Elite politik mengobarkan resolusi bansos, tak peduli rakyat kelaparan, yang penting ada komisi. Bansos untuk rakyat miskin bisa dikorupsi, lalu mereka masih tega bicara soal nasionalisme di televisi.
Dari Bambu Runcing ke Bambu ATM
Pejuang Islam dulu mengangkat bambu runcing, menghadang tank dan senapan serdadu Belanda.
Elite hari ini mengangkat buku rekening dan kartu ATM hasil permainan proyek.
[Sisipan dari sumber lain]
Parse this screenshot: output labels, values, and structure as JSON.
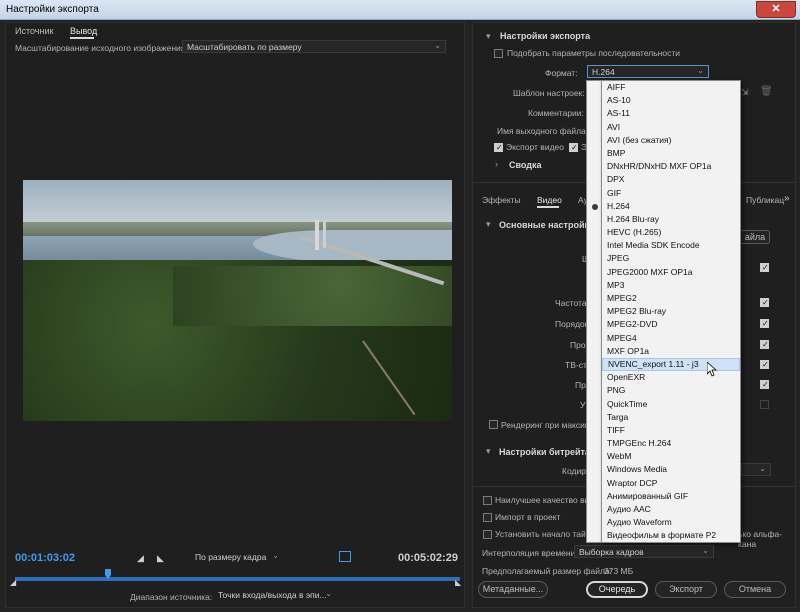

Dari nikel sampai tambang emas, dari tanah ulayat sampai laut, semua dijadikan komoditas jual-beli, seakan negeri ini warisan pribadi.
Utang Luar Negeri Penjajahan Gaya Baru
Dulu kita perang melawan VOC dan kolonialisme. Sekarang, penjajahan datang dengan nama lebih sopan, utang luar negeri.
Elite kita tersenyum, menandatangani kontrak, lalu menyebutnya “investasi pembangunan”. Padahal, itu hanyalah borgol halus yang membuat anak-cucu kita jadi budak.
Dari Syuhada ke Mafia Politik
Umat Islam dulu ikhlas mati syahid tanpa pamrih. Hari ini, banyak elite rela “mati-matian” bukan demi rakyat, tapi demi jabatan.
Ada yang dulu lantang bicara oposisi, hari ini manis berkoalisi. Ada yang dulu bicara revolusi, kini revolusinya hanya di meja makan bersama oligarki.
Kemerdekaan yang Diperdagangkan
Republik ini ibarat rumah yang dibangun dengan darah syuhada. Ironisnya, setelah berdiri kokoh, rumah ini kini dipenuhi pencuri. Para politisi menjual pilar satu per satu:
1. Keadilan dijual demi kursi hakim dan transaksi hukum.
2. Kedaulatan ekonomi dilelang ke korporasi asing.
3. Amanah rakyat ditukar dengan amplop dan janji palsu.
Penutup
Saatnya Bangsa Bertanya Lagi
80 tahun lalu, umat Islam meneteskan darah agar negeri ini merdeka.
80 tahun kemudian, elite politik meneteskan tinta tanda tangan, agar negeri ini kembali tergadai.
Maka pertanyaan yang menggema di lorong sejarah adalah:
1. Apakah kemerdekaan ini milik rakyat yang berkorban, atau hanya milik elite yang rakus dan tak tahu malu?
2. Jika bangsa ini terus lupa, jangan salahkan sejarah bila suatu saat darah dan air mata kembali ditagih. Sebab pengkhianatan terbesar adalah melupakan siapa yang membebaskan negeri ini, lalu menyerahkannya lagi ke tangan penjajah, dengan wajah baru bernama korupsi, oligarki, dan utang.